Il se pencha sur elle et, d’un mouvement ample, remonta la robe qui la recouvrait encore jusqu’au-dessus de sa poitrine. Ses yeux s’attardèrent avec un sifflement appréciateur.
– Vraiment pas mal...
Sans se gêner, il empoigna son sein gauche et le palpa à loisir, comme l’avait fait le vieux noble Eriarhi quelques semaines auparavant. La honte submergea Eldria, qui sentit son visage s’embraser.
– Tu n’auras plus besoin de ça, ajouta-t-il avec mépris en agrippant sa culotte de dentelle fine, qu’elle avait enfilée plus tôt dans la salle de bain.

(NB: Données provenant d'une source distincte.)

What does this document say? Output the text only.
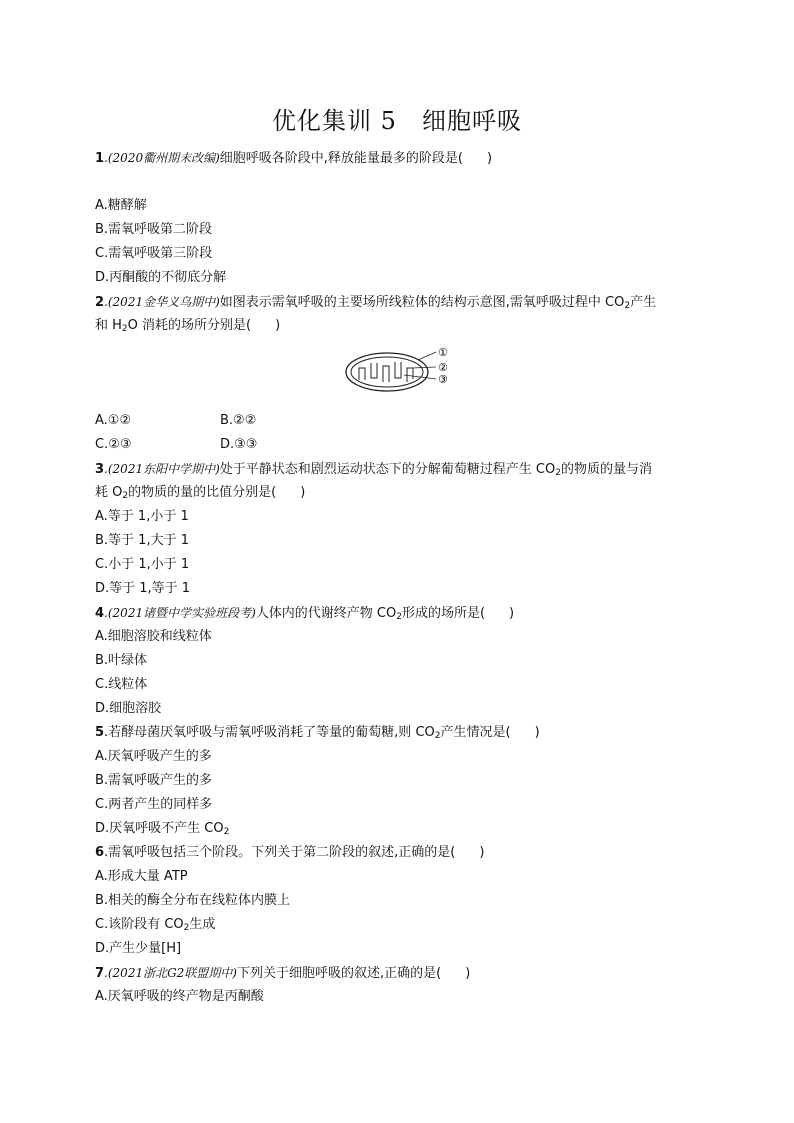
优化集训 5　细胞呼吸
1.(2020衢州期末改编)细胞呼吸各阶段中,释放能量最多的阶段是( )
A.糖酵解
B.需氧呼吸第二阶段
C.需氧呼吸第三阶段
D.丙酮酸的不彻底分解
2.(2021金华义乌期中)如图表示需氧呼吸的主要场所线粒体的结构示意图,需氧呼吸过程中 $CO_2$产生
和 $H_2O$ 消耗的场所分别是( )
①
②
③
A.①②	B.②②
C.②③	D.③③
3.(2021东阳中学期中)处于平静状态和剧烈运动状态下的分解葡萄糖过程产生 $CO_2$的物质的量与消
耗 $O_2$的物质的量的比值分别是( )
A.等于 1,小于 1
B.等于 1,大于 1
C.小于 1,小于 1
D.等于 1,等于 1
4.(2021诸暨中学实验班段考)人体内的代谢终产物 $CO_2$形成的场所是( )
A.细胞溶胶和线粒体
B.叶绿体
C.线粒体
D.细胞溶胶
5.若酵母菌厌氧呼吸与需氧呼吸消耗了等量的葡萄糖,则 $CO_2$产生情况是( )
A.厌氧呼吸产生的多
B.需氧呼吸产生的多
C.两者产生的同样多
D.厌氧呼吸不产生 $CO_2$
6.需氧呼吸包括三个阶段。下列关于第二阶段的叙述,正确的是( )
A.形成大量 ATP
B.相关的酶全分布在线粒体内膜上
C.该阶段有 $CO_2$生成
D.产生少量[H]
7.(2021浙北G2联盟期中)下列关于细胞呼吸的叙述,正确的是( )
A.厌氧呼吸的终产物是丙酮酸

Avec une poigne disproportionnée, il tira sur la délicate lingerie, lui lacérant cuisses et fesses. Eldria voulut crier, mais son bâillon étouffa sa protestation dans un gémissement à peine audible. Après quelques secondes d’une résistance héroïque, l’étoffe fragile se déchira net entre les doigts puissants de son tourmenteur.
Dans un ultime sursaut de pudeur, Eldria serra les cuisses de toutes ses forces, mais son agresseur sauta aussitôt au pied du lit et les écarta sans effort. Ses intentions ne laissaient plus de doute.
– Je vais d’abord te prendre, souffla-t-il d’une voix soudain fébrile, et j’aviserai ensuite de ton sort. Si tu as de la chance, je te choisirai comme esclave personnelle.
Accablée d’angoisse, Eldria regretta amèrement de ne pas être restée évanouie plus longuement. Cette fois, rien ne semblait pouvoir empêcher son bourreau d’assouvir son funeste dessein. L’abominable cauchemar qu’elle avait fait quelques nuits auparavant, semblable à une lugubre prophétie, paraissait sur le point de se réaliser. Elle poussa un nouveau hurlement désespéré, qui ne fut hélas guère plus sonore que le précédent.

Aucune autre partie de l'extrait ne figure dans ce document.